Francesco Azzarà è finito nelle mani dei sequestratori domenica pomeriggio,
verso le 17.30 a Nyala, capitale del Sud Darfur, dove ha sede l’ospedale pediatrico di Emergency e dove l’uomo si occupa di logistica, mentre si stava recando in auto con alcuni colleghi sudanesi all’aeroporto. Un commando di uomini armati ha bloccato la vettura e ha prelevato Azzarà costringendolo a salire sulla loro auto.

Trentaquattro anni, originario di Motta San Giovanni, in provincia di Reggio Calabria, Azzarà è alla sua seconda missione a Nyala come operatore del Centro pediatrico che Emergency ha aperto nel luglio del 2010. Il suo sequestro ha stupito non poco lo staff di Emergency, in considerazione del fatto che il lavoro dell’ong italiana è particolarmente apprezzato da tutta la popolazione e dallo stesso governo sudanese. Basti pensare che in Sudan dal 2004 a oggi Emergency ha curato gratuitamente 176.203 persone nel Centro Salam di cardiochirurgia e nei due Centri pediatrici.

Il sequestro è avvenuto in un contesto politico e sociale drammatico: la regione dal 2003 è martoriata dalla guerra civile ed è vittima di una delle più gravi crisi umanitarie del mondo.
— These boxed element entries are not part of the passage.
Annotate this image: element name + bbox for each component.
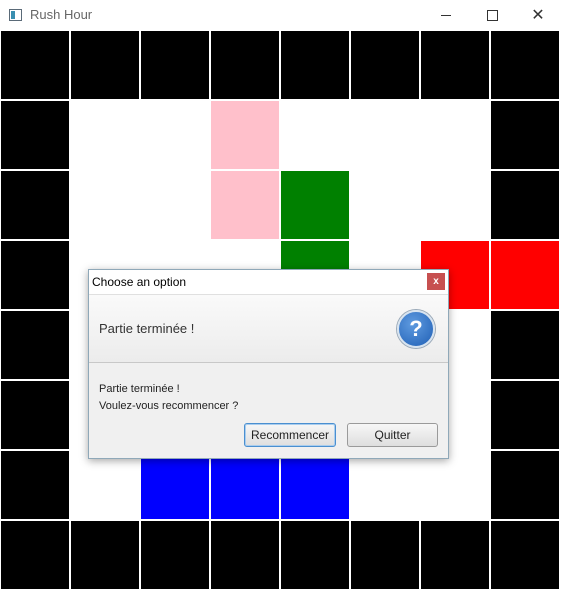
- wall-cell: [1, 451, 69, 519]
- wall-cell: [421, 31, 489, 99]
- dialog-header-text: Partie terminée !: [99, 321, 195, 336]
- wall-cell: [421, 521, 489, 589]
- wall-cell: [491, 31, 559, 99]
- wall-cell: [141, 521, 209, 589]
- close-icon: ✕: [531, 6, 545, 24]
- wall-cell: [351, 521, 419, 589]
- minimize-button[interactable]: [423, 0, 469, 31]
- wall-cell: [1, 101, 69, 169]
- wall-cell: [491, 521, 559, 589]
- close-button[interactable]: ✕: [515, 0, 561, 31]
- quit-button[interactable]: Quitter: [347, 423, 438, 447]
- wall-cell: [491, 311, 559, 379]
- wall-cell: [1, 381, 69, 449]
- dialog-titlebar: Choose an option x: [89, 270, 448, 295]
- blue-car-cell[interactable]: [211, 451, 279, 519]
- wall-cell: [141, 31, 209, 99]
- wall-cell: [1, 241, 69, 309]
- maximize-icon: [486, 10, 498, 21]
- wall-cell: [211, 521, 279, 589]
- wall-cell: [351, 31, 419, 99]
- maximize-button[interactable]: [469, 0, 515, 31]
- wall-cell: [1, 521, 69, 589]
- window-title: Rush Hour: [30, 7, 93, 22]
- dialog-message-line-2: Voulez-vous recommencer ?: [99, 400, 239, 412]
- pink-car-cell[interactable]: [211, 101, 279, 169]
- wall-cell: [71, 521, 139, 589]
- dialog-message: Partie terminée ! Voulez-vous recommence…: [99, 381, 238, 415]
- wall-cell: [491, 171, 559, 239]
- wall-cell: [491, 451, 559, 519]
- app-icon: [9, 9, 22, 21]
- restart-button[interactable]: Recommencer: [244, 423, 336, 447]
- wall-cell: [281, 521, 349, 589]
- wall-cell: [281, 31, 349, 99]
- green-car-cell[interactable]: [281, 171, 349, 239]
- option-dialog: Choose an option x Partie terminée ! ? P…: [88, 269, 449, 459]
- dialog-header: Partie terminée ! ?: [89, 295, 448, 363]
- window-titlebar: Rush Hour ✕: [0, 0, 561, 31]
- minimize-icon: [441, 15, 451, 16]
- dialog-close-button[interactable]: x: [427, 273, 445, 290]
- wall-cell: [491, 101, 559, 169]
- pink-car-cell[interactable]: [211, 171, 279, 239]
- wall-cell: [211, 31, 279, 99]
- wall-cell: [491, 381, 559, 449]
- red-car-cell[interactable]: [491, 241, 559, 309]
- wall-cell: [1, 311, 69, 379]
- wall-cell: [71, 31, 139, 99]
- dialog-message-line-1: Partie terminée !: [99, 383, 180, 395]
- blue-car-cell[interactable]: [141, 451, 209, 519]
- blue-car-cell[interactable]: [281, 451, 349, 519]
- dialog-title: Choose an option: [92, 275, 187, 289]
- wall-cell: [1, 31, 69, 99]
- question-icon: ?: [397, 310, 435, 348]
- wall-cell: [1, 171, 69, 239]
La gente vive ancora nel terrore, nonostante i recenti accordi, divisa fra la fame e la morte, sotto l’incubo dei janjaweed, i Diavoli a Cavallo, mercenari al soldo del regime di Omar Hassan al Bashir (contro il quale il Tribunale penale internazionale ha spiccato un mandato di arresto per crimini contro l’umanità) che devastano villaggi, uccidono uomini, violentano donne e rapiscono bambini. Ed è proprio alla tribù nomade dei Rezegat, bacino di janjaweed, che alcune fonti locali hanno attribuito il sequestro di Azzarà, un’ipotesi che però non convince Rossella Miccio, coordinatrice del Progetto Sudan di Emergency. «Rezegat – spiega – è il 30 per cento della popolazione del Darfur, sarebbe come dire che in Toscana qualcuno è stato rapito da toscani». Allora? Secondo la Miccio «altri ritengono che invece sia stato portato più lontano, verso la zona di Jabel Marra dove i banditi che fanno capo alle tribù nomadi hanno le loro basi».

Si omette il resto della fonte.